“…And I Feel Fine”

Sunset over New York City - 1932
Are we in the sunset of Western civilization?

The “End of the World” is always an alluring subject.

I’m not referring to people’s religious convictions about a coming Apocalypse, Armageddon, or Ragnarök. I’m thinking of every survivalist out there and everyone who obsesses about earthquakes, global warming, tornadoes, invasion from China, and so forth. It’s not that these things couldn’t happen. It’s just that change — even massive, disruptive change — isn’t anything new.

Climate Science as Apocalypse

I’m not a climate-science denier. Yes, global warming is happening. Yes, it is going to terribly impact weather patterns, and thus food production and the frequency of “natural disasters.” And yes, policy-level decisions made at this time will work to ameliorate the impact some of these challenges. Otherwise, things will be messier than they need to be.

But that’s a far cry from the collapse of civilization, the death of Western culture, and a Mad Max-like future. The changes that will be necessitated are probably no more massive than the ones that were caused by the Industrial Revolution and the Digital Revolution.

Yes, we are right to worry about the disruption that man-made climate change will bring.
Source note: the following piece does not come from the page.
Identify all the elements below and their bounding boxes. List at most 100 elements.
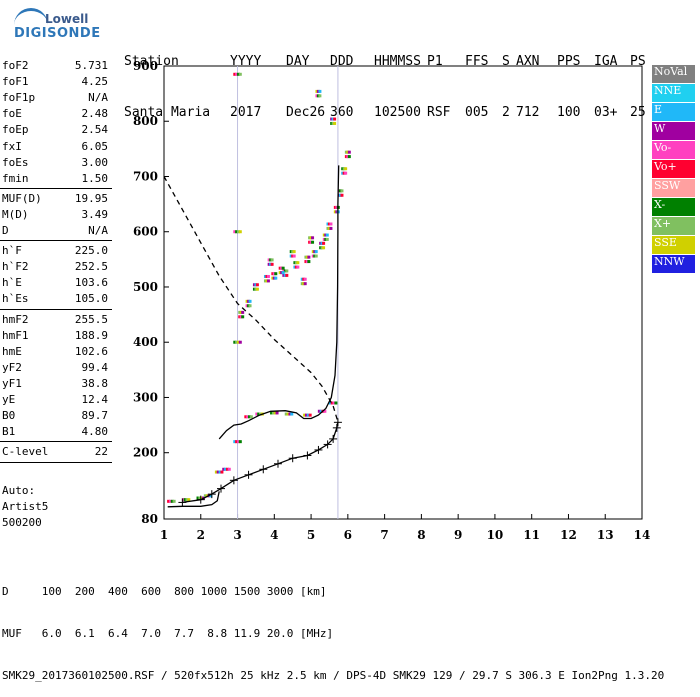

But we’re not taking into account the fact that in a larger sense we’ve already lived through changes just as massive and just as terrible.

The Times, They Are A’Servin’

In Katrina's Wake
We can expect to see an increase in natural disasters.
We can also expect to see people adapting resiliently.
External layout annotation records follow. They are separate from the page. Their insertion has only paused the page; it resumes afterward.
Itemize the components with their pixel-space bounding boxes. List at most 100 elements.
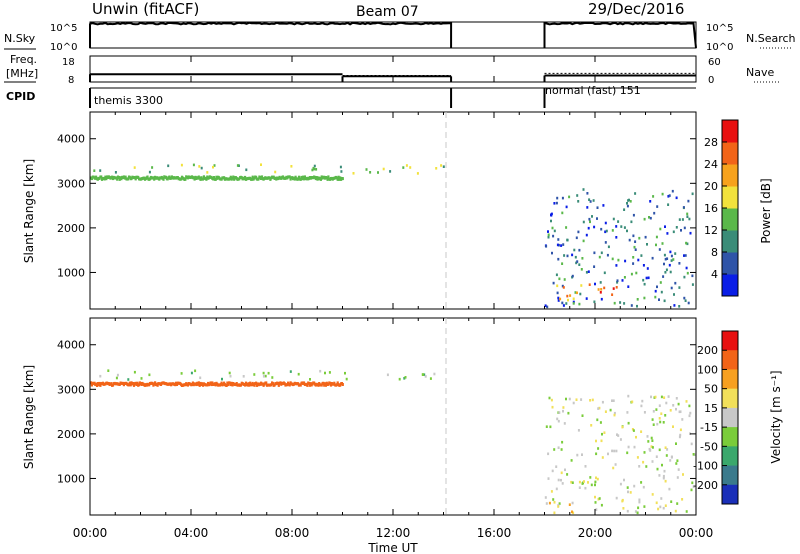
data-point	[551, 226, 554, 230]
data-point	[658, 417, 661, 420]
data-point	[630, 272, 633, 276]
data-point	[643, 411, 646, 414]
data-point	[643, 217, 646, 221]
y-tick-label: 2000	[57, 428, 85, 441]
data-point	[575, 261, 578, 265]
data-point	[574, 291, 577, 294]
data-point	[572, 401, 575, 405]
data-point	[223, 176, 226, 180]
data-point	[658, 474, 661, 477]
data-point	[140, 377, 143, 380]
data-point	[649, 200, 652, 203]
data-point	[127, 378, 130, 381]
data-point	[562, 286, 565, 289]
data-point	[250, 177, 253, 181]
data-point	[630, 304, 633, 307]
data-point	[571, 501, 574, 505]
data-point	[576, 291, 578, 295]
data-point	[593, 300, 596, 304]
data-point	[642, 460, 645, 464]
data-point	[153, 177, 156, 181]
data-point	[329, 381, 332, 385]
colorbar-tick-label: -50	[700, 440, 718, 453]
data-point	[255, 175, 258, 179]
data-point	[663, 262, 665, 266]
data-point	[669, 250, 672, 254]
data-point	[643, 282, 646, 286]
data-point	[557, 257, 560, 261]
data-point	[623, 226, 626, 229]
data-point	[678, 286, 681, 289]
data-point	[635, 435, 637, 439]
data-point	[365, 168, 368, 171]
data-point	[641, 399, 644, 403]
data-point	[600, 439, 603, 443]
data-point	[605, 229, 608, 233]
data-point	[597, 288, 600, 291]
data-point	[578, 480, 581, 484]
data-point	[627, 285, 630, 288]
data-point	[599, 291, 602, 294]
velocity-colorbar: 200 100 50 15 -15 -50 -100 -200	[693, 330, 739, 505]
colorbar-segment	[722, 427, 738, 447]
data-point	[315, 176, 318, 179]
data-point	[607, 245, 610, 249]
data-point	[167, 164, 170, 168]
data-point	[299, 383, 302, 387]
data-point	[556, 243, 559, 247]
colorbar-tick-label: -15	[700, 421, 718, 434]
data-point	[570, 480, 573, 484]
data-point	[660, 497, 663, 500]
data-point	[678, 218, 681, 221]
cpid-entry-1: normal (fast) 151	[545, 84, 641, 97]
data-point	[210, 383, 213, 387]
data-point	[315, 168, 318, 171]
data-point	[588, 217, 591, 221]
data-point	[603, 431, 606, 434]
data-point	[682, 206, 685, 209]
data-point	[297, 372, 300, 376]
data-point	[328, 371, 331, 374]
data-point	[568, 503, 571, 506]
data-point	[616, 281, 619, 284]
data-point	[595, 439, 597, 443]
data-point	[678, 435, 681, 439]
data-point	[683, 296, 686, 300]
data-point	[260, 177, 263, 180]
data-point	[596, 418, 599, 422]
data-point	[260, 163, 262, 166]
nave-lines	[342, 72, 696, 76]
data-point	[95, 175, 98, 179]
data-point	[340, 170, 343, 173]
data-point	[549, 425, 552, 429]
data-point	[274, 170, 277, 174]
data-point	[547, 230, 549, 233]
noise-panel: N.Sky 10^5 10^0 10^5 10^0 N.Search	[4, 21, 796, 53]
data-point	[98, 381, 101, 385]
data-point	[684, 254, 687, 257]
data-point	[664, 225, 666, 228]
data-point	[339, 165, 342, 169]
data-point	[442, 165, 445, 168]
data-point	[567, 411, 570, 415]
velocity-colorbar-label: Velocity [m s⁻¹]	[769, 370, 783, 463]
data-point	[151, 166, 154, 169]
data-point	[404, 376, 407, 379]
data-point	[596, 217, 598, 220]
data-point	[629, 200, 632, 203]
data-point	[668, 487, 671, 491]
data-point	[651, 418, 654, 421]
data-point	[306, 383, 309, 387]
freq-panel: Freq. [MHz] 18 8 60 0 Nave	[4, 53, 780, 86]
data-point	[667, 203, 670, 206]
cpid-panel: CPID themis 3300 normal (fast) 151	[6, 84, 696, 108]
data-point	[192, 163, 195, 167]
data-point	[248, 383, 251, 387]
data-point	[128, 381, 131, 385]
data-point	[632, 262, 635, 265]
data-point	[588, 283, 591, 286]
noise-right-label: N.Search	[746, 32, 796, 45]
data-point	[601, 432, 603, 436]
data-point	[561, 440, 564, 444]
data-point	[290, 165, 293, 168]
In the past 200 years, about three quarters of the people in Western culture have completely changed their lifeways. Two centuries ago, we were mostly small-field agrarians. Life changed, and people became factory workers. It changed again, and now many of us work in service industry jobs.
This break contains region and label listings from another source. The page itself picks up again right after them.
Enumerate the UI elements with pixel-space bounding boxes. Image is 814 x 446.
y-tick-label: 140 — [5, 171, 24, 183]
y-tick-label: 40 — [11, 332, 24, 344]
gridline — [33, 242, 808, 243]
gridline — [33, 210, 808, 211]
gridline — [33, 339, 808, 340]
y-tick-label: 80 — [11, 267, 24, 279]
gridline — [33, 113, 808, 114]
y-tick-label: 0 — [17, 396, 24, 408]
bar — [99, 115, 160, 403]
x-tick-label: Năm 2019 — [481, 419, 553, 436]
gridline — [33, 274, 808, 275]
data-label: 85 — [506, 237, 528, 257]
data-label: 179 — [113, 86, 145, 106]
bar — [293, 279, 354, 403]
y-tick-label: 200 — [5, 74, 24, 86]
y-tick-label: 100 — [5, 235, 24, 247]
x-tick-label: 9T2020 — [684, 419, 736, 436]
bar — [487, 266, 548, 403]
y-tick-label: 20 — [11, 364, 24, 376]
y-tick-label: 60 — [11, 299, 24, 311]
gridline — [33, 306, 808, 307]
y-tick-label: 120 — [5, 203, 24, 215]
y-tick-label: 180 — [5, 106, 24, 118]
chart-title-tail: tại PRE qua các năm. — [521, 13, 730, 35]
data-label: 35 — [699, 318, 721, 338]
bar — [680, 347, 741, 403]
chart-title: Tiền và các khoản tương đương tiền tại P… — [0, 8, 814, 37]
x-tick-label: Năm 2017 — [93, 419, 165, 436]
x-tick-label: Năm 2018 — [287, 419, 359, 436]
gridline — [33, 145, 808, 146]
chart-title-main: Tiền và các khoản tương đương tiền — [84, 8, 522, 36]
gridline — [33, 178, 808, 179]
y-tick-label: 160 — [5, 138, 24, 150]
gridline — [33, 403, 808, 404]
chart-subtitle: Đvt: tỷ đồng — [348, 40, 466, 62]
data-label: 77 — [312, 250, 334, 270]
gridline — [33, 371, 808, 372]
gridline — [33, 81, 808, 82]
The true scope of the service industry is bigger than we usually think. It’s made up of everyone who doesn’t actually produce things we need, pass down culture, or protect our people and way of life.

You might think that you’re not in the service industry, but it’s wider than we usually acknowledge. If you’re a computer programmer and you make video games, you’re in the service industry every bit as much as your friend who works at Starbucks. The entertainment industry, to name one, is little more than a more-respected part of the service industry — at least in the hunter-gatherer sense.

Many of these “service” jobs are lucrative, from movie and sports stars to the founders of companies like “Facebook.” It’s not that these services aren’t real, it’s just that they aren’t usually connected to the bottom of Maslow’s Hierarchy of Needs. They’re also not usually all that involved in the reproduction of culture — except incidentally.

Back in the “Real” World

At the same time, we’re pushing on the traditionally “productive” (in a cultural sense) professions in order to pay for more entertainment. We’re cutting pay for our teachers, disrespecting our priests, slicing benefits to factory workers, pressing farmers on crop prices, and frowning down upon our soldiers.* In fact, of the traditional professions, only medical doctors seem to be doing well.**

But the point is that we’ve been through massive changes, and we’re still going. On a cultural level, the changes that we face probably aren’t any worse than the ones we’ve already been through. Addressing these problems early and thoughtfully will help us make a smoother transition. But panicking that it’s the “end of the world” will not help us.

* If we put yellow ribbons on our cars, and then don’t react to the VA scandals, what does that say about us?

** As a side note, the respect given doctors can help us understand the power of unions — and by “unions” I mean specifically the American Medical Association.